Thousands of Syrians stream into northern Iraq via new bridge, reports UN agency
Thousands of Syrians fleeing the conflict in their homeland have streamed into northern Iraq in a sudden movement across a recently constructed bridge, the United Nations refugee agency reported today.
Field officers with the UN High Commissioner for Refugees (UNHCR) reported the first group of some 750 Syrians crossed over the pontoon bridge at Peshkhabour at the Tigris River before noon on Thursday, but in the afternoon a much larger group of 5,000 to 7,000 people followed.

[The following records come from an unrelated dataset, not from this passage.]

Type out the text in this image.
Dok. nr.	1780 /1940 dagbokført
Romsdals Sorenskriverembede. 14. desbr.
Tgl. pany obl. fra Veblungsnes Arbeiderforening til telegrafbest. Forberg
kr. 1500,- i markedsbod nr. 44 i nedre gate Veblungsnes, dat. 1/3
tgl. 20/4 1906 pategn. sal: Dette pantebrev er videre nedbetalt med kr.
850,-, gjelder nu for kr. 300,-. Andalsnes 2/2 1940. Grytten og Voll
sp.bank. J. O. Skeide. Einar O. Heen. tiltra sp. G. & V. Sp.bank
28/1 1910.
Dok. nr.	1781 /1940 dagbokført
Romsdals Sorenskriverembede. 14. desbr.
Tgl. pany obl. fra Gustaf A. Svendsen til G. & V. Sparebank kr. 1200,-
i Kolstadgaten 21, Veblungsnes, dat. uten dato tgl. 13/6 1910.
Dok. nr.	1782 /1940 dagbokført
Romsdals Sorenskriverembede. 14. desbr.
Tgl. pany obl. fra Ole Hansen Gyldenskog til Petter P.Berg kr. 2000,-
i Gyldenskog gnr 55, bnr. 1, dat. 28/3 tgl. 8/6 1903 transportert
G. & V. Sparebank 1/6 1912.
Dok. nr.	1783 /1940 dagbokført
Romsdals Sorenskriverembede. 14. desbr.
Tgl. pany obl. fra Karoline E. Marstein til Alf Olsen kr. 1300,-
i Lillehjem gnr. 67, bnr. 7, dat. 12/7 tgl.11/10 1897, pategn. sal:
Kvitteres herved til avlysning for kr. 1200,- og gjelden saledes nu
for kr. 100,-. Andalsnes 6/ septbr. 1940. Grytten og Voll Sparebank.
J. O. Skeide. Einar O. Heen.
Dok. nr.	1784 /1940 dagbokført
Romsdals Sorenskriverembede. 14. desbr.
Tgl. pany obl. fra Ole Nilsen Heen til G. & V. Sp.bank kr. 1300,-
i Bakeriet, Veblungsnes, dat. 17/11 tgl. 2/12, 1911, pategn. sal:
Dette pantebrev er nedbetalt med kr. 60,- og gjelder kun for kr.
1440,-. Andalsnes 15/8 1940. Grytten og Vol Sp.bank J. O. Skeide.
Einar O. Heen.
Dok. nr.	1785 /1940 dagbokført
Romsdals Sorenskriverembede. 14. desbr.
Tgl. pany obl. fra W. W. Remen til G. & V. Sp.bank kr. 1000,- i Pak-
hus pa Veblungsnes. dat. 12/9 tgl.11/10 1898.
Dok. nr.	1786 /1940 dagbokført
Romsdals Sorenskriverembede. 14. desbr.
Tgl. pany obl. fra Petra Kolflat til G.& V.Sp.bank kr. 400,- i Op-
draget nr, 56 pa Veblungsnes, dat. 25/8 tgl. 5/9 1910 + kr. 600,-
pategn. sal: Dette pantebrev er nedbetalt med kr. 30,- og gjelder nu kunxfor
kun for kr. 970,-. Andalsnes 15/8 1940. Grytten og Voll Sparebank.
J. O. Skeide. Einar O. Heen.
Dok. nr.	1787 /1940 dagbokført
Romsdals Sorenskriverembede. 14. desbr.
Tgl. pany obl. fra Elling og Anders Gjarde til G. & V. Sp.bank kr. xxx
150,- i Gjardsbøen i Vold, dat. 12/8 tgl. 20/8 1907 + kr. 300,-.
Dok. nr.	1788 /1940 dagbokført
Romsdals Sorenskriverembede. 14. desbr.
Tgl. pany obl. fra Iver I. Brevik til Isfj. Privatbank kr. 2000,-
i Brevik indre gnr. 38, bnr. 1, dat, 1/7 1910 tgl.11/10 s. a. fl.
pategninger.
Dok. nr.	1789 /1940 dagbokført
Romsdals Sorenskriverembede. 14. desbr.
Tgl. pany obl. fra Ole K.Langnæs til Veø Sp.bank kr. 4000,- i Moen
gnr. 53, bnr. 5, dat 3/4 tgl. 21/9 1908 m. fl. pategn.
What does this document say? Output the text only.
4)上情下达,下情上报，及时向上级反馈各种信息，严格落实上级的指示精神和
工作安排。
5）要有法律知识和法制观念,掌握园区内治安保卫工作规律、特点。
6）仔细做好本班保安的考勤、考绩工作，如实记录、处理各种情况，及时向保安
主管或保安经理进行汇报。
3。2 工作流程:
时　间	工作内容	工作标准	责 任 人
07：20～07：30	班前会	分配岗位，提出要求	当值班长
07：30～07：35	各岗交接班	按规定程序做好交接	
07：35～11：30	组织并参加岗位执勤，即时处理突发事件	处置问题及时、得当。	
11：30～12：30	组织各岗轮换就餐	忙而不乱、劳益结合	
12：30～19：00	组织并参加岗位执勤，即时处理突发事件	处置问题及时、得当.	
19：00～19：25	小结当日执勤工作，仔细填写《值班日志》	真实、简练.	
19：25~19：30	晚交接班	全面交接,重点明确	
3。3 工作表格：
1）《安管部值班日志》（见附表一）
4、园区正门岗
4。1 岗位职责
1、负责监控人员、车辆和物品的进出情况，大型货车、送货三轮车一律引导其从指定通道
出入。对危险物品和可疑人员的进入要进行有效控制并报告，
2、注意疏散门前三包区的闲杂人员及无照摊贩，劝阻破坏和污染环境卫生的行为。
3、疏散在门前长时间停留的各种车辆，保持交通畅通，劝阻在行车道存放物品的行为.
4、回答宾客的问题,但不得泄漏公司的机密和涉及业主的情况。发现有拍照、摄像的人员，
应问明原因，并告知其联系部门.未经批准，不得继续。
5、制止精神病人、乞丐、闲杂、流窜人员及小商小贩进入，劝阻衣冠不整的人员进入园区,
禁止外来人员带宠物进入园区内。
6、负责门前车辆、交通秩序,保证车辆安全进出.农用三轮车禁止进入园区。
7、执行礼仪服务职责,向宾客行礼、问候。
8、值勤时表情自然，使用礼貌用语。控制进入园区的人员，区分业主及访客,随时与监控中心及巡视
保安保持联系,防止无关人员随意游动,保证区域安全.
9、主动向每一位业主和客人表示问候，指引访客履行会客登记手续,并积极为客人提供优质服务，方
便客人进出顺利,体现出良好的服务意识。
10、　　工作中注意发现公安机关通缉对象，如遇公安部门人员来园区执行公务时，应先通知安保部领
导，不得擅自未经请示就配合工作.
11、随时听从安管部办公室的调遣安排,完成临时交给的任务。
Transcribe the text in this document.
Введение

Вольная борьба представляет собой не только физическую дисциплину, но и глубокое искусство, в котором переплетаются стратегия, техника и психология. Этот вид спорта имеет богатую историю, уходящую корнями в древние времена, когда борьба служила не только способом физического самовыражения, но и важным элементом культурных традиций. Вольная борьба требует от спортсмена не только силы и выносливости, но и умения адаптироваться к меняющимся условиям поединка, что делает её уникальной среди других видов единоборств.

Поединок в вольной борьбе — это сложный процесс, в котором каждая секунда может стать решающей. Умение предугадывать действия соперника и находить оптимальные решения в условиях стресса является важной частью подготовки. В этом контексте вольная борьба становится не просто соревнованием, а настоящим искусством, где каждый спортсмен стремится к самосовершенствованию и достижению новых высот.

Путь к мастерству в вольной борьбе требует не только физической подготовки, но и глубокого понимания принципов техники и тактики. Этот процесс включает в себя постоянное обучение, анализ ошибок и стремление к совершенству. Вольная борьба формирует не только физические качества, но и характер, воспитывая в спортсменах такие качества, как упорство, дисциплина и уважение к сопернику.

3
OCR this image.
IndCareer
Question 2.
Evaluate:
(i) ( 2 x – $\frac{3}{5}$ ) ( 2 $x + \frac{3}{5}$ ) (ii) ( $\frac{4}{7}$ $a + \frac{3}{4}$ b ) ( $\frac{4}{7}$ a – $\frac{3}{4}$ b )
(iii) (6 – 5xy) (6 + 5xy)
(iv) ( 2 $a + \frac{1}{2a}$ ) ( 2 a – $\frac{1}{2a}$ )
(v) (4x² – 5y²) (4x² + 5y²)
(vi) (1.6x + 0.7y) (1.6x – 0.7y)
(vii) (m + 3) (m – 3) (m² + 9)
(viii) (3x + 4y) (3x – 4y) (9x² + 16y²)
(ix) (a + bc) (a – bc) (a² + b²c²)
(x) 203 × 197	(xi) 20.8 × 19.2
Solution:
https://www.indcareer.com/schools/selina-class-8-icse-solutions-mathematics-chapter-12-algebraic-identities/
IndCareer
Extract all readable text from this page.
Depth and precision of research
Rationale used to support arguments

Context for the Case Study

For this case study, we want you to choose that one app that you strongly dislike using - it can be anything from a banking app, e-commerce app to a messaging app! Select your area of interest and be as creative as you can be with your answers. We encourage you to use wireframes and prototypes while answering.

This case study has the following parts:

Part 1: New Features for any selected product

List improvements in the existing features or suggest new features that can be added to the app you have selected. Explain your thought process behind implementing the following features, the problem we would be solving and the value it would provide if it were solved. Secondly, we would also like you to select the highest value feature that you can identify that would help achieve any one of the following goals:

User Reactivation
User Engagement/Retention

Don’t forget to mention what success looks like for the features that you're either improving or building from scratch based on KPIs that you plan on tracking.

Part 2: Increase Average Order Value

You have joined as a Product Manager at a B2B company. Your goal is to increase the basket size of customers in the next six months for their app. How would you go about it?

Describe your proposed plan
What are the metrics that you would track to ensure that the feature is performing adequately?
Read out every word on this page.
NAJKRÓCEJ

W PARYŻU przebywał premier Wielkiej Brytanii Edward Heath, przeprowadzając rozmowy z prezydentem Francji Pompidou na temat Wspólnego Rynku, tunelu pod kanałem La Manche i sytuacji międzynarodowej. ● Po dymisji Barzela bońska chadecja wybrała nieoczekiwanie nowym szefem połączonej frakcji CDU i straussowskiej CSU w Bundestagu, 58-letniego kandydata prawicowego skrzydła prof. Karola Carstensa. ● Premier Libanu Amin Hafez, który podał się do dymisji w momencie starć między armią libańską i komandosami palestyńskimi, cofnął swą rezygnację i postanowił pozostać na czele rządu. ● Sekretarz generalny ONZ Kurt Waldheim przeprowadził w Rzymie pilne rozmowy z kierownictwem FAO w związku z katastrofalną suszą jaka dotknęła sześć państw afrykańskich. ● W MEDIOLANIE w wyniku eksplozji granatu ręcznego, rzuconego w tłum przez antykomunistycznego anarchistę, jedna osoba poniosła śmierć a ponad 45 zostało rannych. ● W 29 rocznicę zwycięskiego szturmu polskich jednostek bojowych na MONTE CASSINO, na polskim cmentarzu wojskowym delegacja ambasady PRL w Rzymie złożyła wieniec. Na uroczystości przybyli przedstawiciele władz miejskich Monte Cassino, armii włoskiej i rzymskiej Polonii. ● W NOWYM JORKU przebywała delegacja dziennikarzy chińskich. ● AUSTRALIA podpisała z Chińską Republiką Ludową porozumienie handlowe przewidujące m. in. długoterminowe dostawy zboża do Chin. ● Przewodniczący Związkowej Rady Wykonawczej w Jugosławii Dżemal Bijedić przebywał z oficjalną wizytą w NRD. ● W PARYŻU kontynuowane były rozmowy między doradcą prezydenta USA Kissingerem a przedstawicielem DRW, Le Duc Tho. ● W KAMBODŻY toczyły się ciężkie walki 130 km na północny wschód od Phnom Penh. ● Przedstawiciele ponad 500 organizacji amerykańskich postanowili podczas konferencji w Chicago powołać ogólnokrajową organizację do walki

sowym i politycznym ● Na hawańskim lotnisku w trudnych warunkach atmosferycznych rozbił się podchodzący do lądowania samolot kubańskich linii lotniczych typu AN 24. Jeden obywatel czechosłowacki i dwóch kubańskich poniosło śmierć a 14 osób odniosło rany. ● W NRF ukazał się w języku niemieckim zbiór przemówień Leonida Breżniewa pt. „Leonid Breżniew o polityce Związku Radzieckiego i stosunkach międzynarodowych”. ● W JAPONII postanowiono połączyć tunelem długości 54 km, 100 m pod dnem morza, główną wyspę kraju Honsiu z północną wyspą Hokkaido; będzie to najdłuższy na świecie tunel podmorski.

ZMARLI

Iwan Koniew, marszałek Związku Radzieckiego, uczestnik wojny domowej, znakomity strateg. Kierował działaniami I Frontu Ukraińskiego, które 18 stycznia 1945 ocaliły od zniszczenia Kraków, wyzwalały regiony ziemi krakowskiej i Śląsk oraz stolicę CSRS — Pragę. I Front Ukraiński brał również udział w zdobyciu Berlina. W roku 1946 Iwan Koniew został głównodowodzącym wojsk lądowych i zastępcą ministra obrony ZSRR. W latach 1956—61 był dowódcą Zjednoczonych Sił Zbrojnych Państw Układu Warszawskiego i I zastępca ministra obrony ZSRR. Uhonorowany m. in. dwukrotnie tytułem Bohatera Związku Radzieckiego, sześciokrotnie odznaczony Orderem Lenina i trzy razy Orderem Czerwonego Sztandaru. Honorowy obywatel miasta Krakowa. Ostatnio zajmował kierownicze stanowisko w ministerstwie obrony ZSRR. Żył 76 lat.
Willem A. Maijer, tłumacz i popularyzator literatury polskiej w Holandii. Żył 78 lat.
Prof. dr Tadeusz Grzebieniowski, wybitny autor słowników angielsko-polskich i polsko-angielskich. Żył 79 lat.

“The factors allowing this sudden movement are not fully clear to us at this stage and as of this morning we are not seeing further large-scale crossings,” UNHCR spokesperson Adrian Edwards told reporters in Geneva.
Some of the Syrians had reportedly been waiting near the Tigris River for two to three days, camped at a makeshift site. UNHCR monitors at the border saw scores of buses arriving on the Syrian side dropping off more people seeking to cross.
Mr. Edwards said both the Syrian and Iraqi sides of the frontier at the Peshkhabour crossing are normally tightly controlled.
The vast majority of the new arrivals are families, mainly from Aleppo, Efrin, Hassake and Qamishly. Some families told UNHCR they had relatives residing in northern Iraq, and some students travelling alone said that they had been studying in northern Iraq and had only returned to Syria over the recent Eid holidays.
“UNHCR and partner agency teams, together with local authorities, worked into the early hours of this morning to aid the new arrivals,” Mr. Edwards said.
UNHCR thanked Iraqi authorities and particularly the Kurdistan Regional Government for their involvement in negotiations to permit the new arrivals to cross and the transport and other assistance that was provided at the frontier.
As of today, almost 2 million Syrians have fled the war and registered as refugees or applied for registration, with two-thirds of these having arrived this year. There are now more than 684,000 Syrian refugees in Lebanon, 516,000 in Jordan, 434,000 in Turkey, 154,000 in Iraq, and 107,000 in Egypt.
UNHCR has urged countries in the region and elsewhere to keep borders open and to receive all Syrians who seek protection amid the fighting that has so far claimed over 100,000 lives since it began in March 2011.